20. März - 24. Mai 2010
Florian Pumhösl
Mit der Ausstellung von Florian Pumhösl präsentiert der Kunstverein für die Rheinlande und Westfalen einen österreichischen Künstler, dessen Werke an Vorstellungen des raumgreifenden Ensembles verschiedener Künste anknüpfen. Charakteristisch für Florian Pumhösls Arbeitsweise ist die Infragestellung der Hierarchie zwischen der eigenen Autorschaft und ihren Bezugsquellen, dem was er an historischer Referenz oder konkreter Anleihe aufnimmt und dem, was er selbst darstellen kann. Im Zentrum der Ausstellung steht der 24-teilige Zyklus Bewegliche Bühne, der in den Jahren 2008-2010 entstand und nun erstmalig komplett zu sehen sein wird.
28. November 2009 - 28. Februar 2010
Dance in My Experience
Die Ausstellung „Dance in My Experience" fragt, was aus den oftmals utopischen Ideen der 1968er Zeit geworden ist und argumentiert dabei nicht historisch, sondern stellt Werke der jüngeren Gegenwartskunst ins Zentrum, die aus heutiger Perspektive auf die revolutionären Ideen von damals blicken. Was ist von den Ideen und Idealen geblieben? Was ist Ausdruck der Zeit, was hat überzeitliche Qualitäten?

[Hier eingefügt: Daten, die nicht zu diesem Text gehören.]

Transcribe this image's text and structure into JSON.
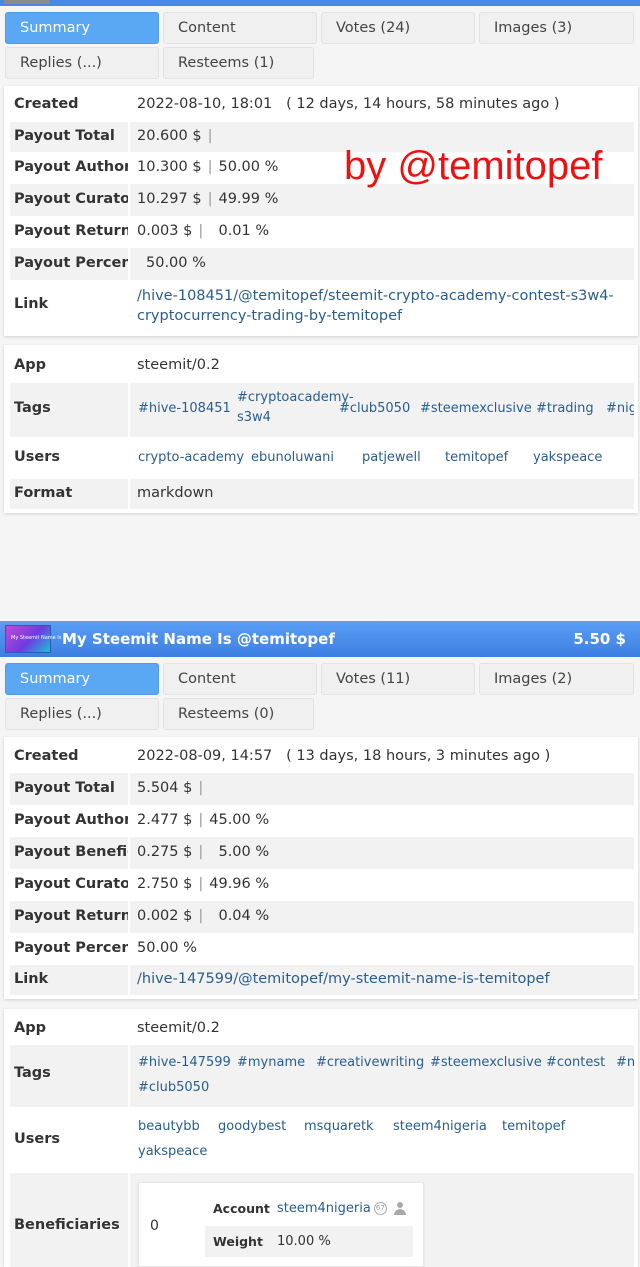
{
  "watermark": "by @temitopef",
  "post1": {
    "tabs": [
      "Summary",
      "Content",
      "Votes (24)",
      "Images (3)",
      "Replies (...)",
      "Resteems (1)"
    ],
    "rows": {
      "created_label": "Created",
      "created_value": "2022-08-10, 18:01",
      "created_ago": "( 12 days, 14 hours, 58 minutes ago )",
      "total_label": "Payout Total",
      "total_value": "20.600 $",
      "author_label": "Payout Author",
      "author_value": "10.300 $",
      "author_pct": "50.00 %",
      "curators_label": "Payout Curators",
      "curators_value": "10.297 $",
      "curators_pct": "49.99 %",
      "returned_label": "Payout Returned",
      "returned_value": "0.003 $",
      "returned_pct": "0.01 %",
      "percent_label": "Payout Percent S",
      "percent_value": "50.00 %",
      "link_label": "Link",
      "link_line1": "/hive-108451/@temitopef/steemit-crypto-academy-contest-s3w4-",
      "link_line2": "cryptocurrency-trading-by-temitopef"
    },
    "meta": {
      "app_label": "App",
      "app_value": "steemit/0.2",
      "tags_label": "Tags",
      "tags": [
        "#hive-108451",
        "#cryptoacademy-",
        "s3w4",
        "#club5050",
        "#steemexclusive",
        "#trading",
        "#nige"
      ],
      "users_label": "Users",
      "users": [
        "crypto-academy",
        "ebunoluwani",
        "patjewell",
        "temitopef",
        "yakspeace"
      ],
      "format_label": "Format",
      "format_value": "markdown"
    }
  },
  "post2": {
    "header": {
      "title": "My Steemit Name Is @temitopef",
      "amount": "5.50 $",
      "thumb_text": "My Steemit Name Is"
    },
    "tabs": [
      "Summary",
      "Content",
      "Votes (11)",
      "Images (2)",
      "Replies (...)",
      "Resteems (0)"
    ],
    "rows": {
      "created_label": "Created",
      "created_value": "2022-08-09, 14:57",
      "created_ago": "( 13 days, 18 hours, 3 minutes ago )",
      "total_label": "Payout Total",
      "total_value": "5.504 $",
      "author_label": "Payout Author",
      "author_value": "2.477 $",
      "author_pct": "45.00 %",
      "benef_label": "Payout Beneficia",
      "benef_value": "0.275 $",
      "benef_pct": "5.00 %",
      "curators_label": "Payout Curators",
      "curators_value": "2.750 $",
      "curators_pct": "49.96 %",
      "returned_label": "Payout Returned",
      "returned_value": "0.002 $",
      "returned_pct": "0.04 %",
      "percent_label": "Payout Percent S",
      "percent_value": "50.00 %",
      "link_label": "Link",
      "link_value": "/hive-147599/@temitopef/my-steemit-name-is-temitopef"
    },
    "meta": {
      "app_label": "App",
      "app_value": "steemit/0.2",
      "tags_label": "Tags",
      "tags": [
        "#hive-147599",
        "#myname",
        "#creativewriting",
        "#steemexclusive",
        "#contest",
        "#ni",
        "#club5050"
      ],
      "users_label": "Users",
      "users": [
        "beautybb",
        "goodybest",
        "msquaretk",
        "steem4nigeria",
        "temitopef",
        "yakspeace"
      ],
      "beneficiaries_label": "Beneficiaries",
      "beneficiaries_count": "0",
      "benef_table": {
        "account_label": "Account",
        "account_value": "steem4nigeria",
        "account_rep": "67",
        "weight_label": "Weight",
        "weight_value": "10.00 %"
      }
    }
  },
  "pipe": "|"
}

Eine Gruppenausstellung mit Arbeiten von: Manon de Boer, Henning Bohl, Tom Burr, Claire Fontaine, Brice Dellsperger, Josephine Meckseper, Michaela Meise, Aleksandra Mir, Hanna Schwarz
29. August - 8. November 2009
DUBAI DÜSSELDORF
Was wäre, wenn in Zeiten der Globalisierung nicht nur Firmen, sondern auch Städte aus verschiedenen Ländern und Kontinenten fusionieren? Welche Synergien könnte eine solche Verbindung entwickeln, welche spekulativen Phantasien und Energien ihre bloße Ankündigung?
30. Mai - 9. August 2009
GERMAINE KRUIP
Aesthetics as a Way of Survival
Die Einzelausstellung der holländischen Künstlerin Germaine Kruip (*1970) stellt neue, speziell für die Ausstellung entstandene Werke vor. In ihren Rauminterventionen macht Kruip den Betrachter zum eigentlichen Akteur, wenn dieser mit minimalen Mitteln bühnenartig inszenierte Räume betritt. Sie konfrontiert ihn mit der Frage nach dem Verhältnis von Fiktion und Wirklichkeit, von Authentizität und Darstellung. Handelt es sich um Repräsentationen von Wirklichkeit oder um Konstrukte, um Abbilder oder Erfindungen?
7. Februar - 10. Mai 2009
ISABELLE CORNARO
Sehen bedeutet auch die Produktion von Erkenntnis. Perspektivische Konstruktionen etwa führen zu bildhaften Eindrücken, sind vor allem aber technische Überformungen unserer Wahrnehmung, die auf das Bild einwirken.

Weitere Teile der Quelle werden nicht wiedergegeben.